There are probably more than a few decisions Marc Dos Santos regrets during his time as the coach of the Vancouver Whitecaps. But I wonder if the one he regrets the most is the one he made before a ball was even kicked in anger?

For he inherited a squad that needed to be refreshed and decided instead to rebuild it.

With that decision he essentially turned himself into the coach of an expansion team and placed himself firmly on the back foot from day one.

From that point on Dos Santos always seemed to be slightly out of sync with his own vision and what he needed to do to bring that vision into focus.

The Whitecaps finished dead last in the Western Conference that year and the inevitable re-rebuild was disrupted and disjointed by a global pandemic (remember that?) and the inability for the Whitecaps to play in Canada for almost the whole of the year.

This season began with the team stationed in Salt Lake as their home, before they finally arrived back in Canada earlier this month and Dos Santos was given one game at BC Place and one road game in the Canadian Cup to prove his worth to an ownership that were clearly losing patience some time before the final decision was made.

Just reading that brief timeline can leave nobody in any doubt that Dos Santos had a rough ride in terms of circumstance. But, ultimately, he failed to rise above that circumstance and prove himself the man for the job.

The time spent in Utah must have been tough for all kinds of reasons, but that was a time where the squad was together for an extended period, yet still they looked uncoached and inert on the field.

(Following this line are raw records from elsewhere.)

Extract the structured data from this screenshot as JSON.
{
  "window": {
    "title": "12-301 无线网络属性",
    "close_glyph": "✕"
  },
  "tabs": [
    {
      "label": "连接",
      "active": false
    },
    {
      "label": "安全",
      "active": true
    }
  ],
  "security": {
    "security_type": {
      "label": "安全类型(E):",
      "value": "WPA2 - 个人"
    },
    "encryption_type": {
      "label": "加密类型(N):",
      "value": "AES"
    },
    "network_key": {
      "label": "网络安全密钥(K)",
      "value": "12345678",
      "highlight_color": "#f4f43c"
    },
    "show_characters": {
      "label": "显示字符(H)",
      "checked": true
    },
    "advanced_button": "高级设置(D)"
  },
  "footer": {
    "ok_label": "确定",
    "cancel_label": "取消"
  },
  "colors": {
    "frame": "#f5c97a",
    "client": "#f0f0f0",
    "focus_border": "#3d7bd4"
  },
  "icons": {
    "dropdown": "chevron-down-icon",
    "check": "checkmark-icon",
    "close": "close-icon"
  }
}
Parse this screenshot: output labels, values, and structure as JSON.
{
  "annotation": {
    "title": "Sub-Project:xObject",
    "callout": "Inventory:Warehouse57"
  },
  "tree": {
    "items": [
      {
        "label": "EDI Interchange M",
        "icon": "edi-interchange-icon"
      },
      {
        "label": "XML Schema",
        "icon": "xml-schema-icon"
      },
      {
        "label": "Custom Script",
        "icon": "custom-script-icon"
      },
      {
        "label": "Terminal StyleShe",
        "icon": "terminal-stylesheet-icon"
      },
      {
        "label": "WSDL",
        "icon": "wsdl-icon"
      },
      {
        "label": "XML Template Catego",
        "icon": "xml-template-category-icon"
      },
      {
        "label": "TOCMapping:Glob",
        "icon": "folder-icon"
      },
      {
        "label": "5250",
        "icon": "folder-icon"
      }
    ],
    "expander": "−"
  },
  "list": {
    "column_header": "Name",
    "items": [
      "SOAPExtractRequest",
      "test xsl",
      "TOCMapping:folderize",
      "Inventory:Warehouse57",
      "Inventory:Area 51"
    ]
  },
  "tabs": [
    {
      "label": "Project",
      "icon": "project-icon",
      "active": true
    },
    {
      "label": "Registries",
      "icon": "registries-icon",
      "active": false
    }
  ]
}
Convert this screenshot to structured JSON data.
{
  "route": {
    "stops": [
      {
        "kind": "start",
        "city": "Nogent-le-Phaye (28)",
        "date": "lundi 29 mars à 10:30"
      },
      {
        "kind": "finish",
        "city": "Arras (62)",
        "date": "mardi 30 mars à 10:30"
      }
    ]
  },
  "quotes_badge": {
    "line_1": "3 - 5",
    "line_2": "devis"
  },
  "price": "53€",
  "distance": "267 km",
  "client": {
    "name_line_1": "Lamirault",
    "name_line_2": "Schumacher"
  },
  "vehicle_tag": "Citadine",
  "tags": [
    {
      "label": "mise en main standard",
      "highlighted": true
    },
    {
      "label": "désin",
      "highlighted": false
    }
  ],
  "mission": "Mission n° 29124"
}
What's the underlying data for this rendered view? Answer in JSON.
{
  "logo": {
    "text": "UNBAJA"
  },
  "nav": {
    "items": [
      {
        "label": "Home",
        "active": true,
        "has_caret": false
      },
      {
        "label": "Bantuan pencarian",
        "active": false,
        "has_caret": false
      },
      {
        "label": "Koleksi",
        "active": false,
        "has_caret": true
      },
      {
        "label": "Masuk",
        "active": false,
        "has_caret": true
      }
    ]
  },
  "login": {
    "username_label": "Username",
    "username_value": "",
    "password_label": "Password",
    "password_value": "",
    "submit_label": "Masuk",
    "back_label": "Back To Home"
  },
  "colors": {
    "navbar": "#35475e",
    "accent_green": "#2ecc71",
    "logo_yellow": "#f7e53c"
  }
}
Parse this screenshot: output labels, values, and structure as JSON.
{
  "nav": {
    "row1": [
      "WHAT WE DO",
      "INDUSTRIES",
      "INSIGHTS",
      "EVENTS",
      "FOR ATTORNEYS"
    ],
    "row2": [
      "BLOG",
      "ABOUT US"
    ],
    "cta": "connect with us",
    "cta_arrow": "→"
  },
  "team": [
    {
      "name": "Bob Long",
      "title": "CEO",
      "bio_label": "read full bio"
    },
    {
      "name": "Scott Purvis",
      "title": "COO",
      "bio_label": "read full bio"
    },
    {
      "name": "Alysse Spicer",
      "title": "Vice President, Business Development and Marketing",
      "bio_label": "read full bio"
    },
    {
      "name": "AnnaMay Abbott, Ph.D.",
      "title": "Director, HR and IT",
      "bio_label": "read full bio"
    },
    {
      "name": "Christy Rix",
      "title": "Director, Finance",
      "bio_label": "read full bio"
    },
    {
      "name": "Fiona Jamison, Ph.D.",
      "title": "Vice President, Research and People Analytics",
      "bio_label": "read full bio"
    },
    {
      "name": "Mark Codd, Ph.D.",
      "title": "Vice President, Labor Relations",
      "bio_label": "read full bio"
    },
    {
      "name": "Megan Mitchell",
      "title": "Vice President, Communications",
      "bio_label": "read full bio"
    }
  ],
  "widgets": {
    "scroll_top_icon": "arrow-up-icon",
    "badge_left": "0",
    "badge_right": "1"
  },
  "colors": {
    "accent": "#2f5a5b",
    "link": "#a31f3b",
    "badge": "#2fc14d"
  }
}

Not being located in Vancouver doesn’t explain why they consistently failed to turn up for the first forty-five minutes of so many games and why they consistently displayed a startling inability to perform the rudimentary basics of the game.

Dos Santos clearly had a plan for how he wanted his team to play. He clearly knew what was wrong with the way his team was playing. He just didn’t have the ability to make those changes happen in any meaningful way.

Whitecaps history will remember him as a coach who always took the cautious option in his tactical approach, who always wanted to avoid the worst case scenario than reach for the best, who never really knew how to change the flow of a game with either tactical tweaks or a timely substitutions and who seemed to select players based on personal preference rather than how they were performing on the field.

But that history will also remember him as an immensely likeable presence who loved the game and and was clearly hurt by the failure to achieve his goals.

It’s a genuine shame he didn’t turn out to be right man for the job.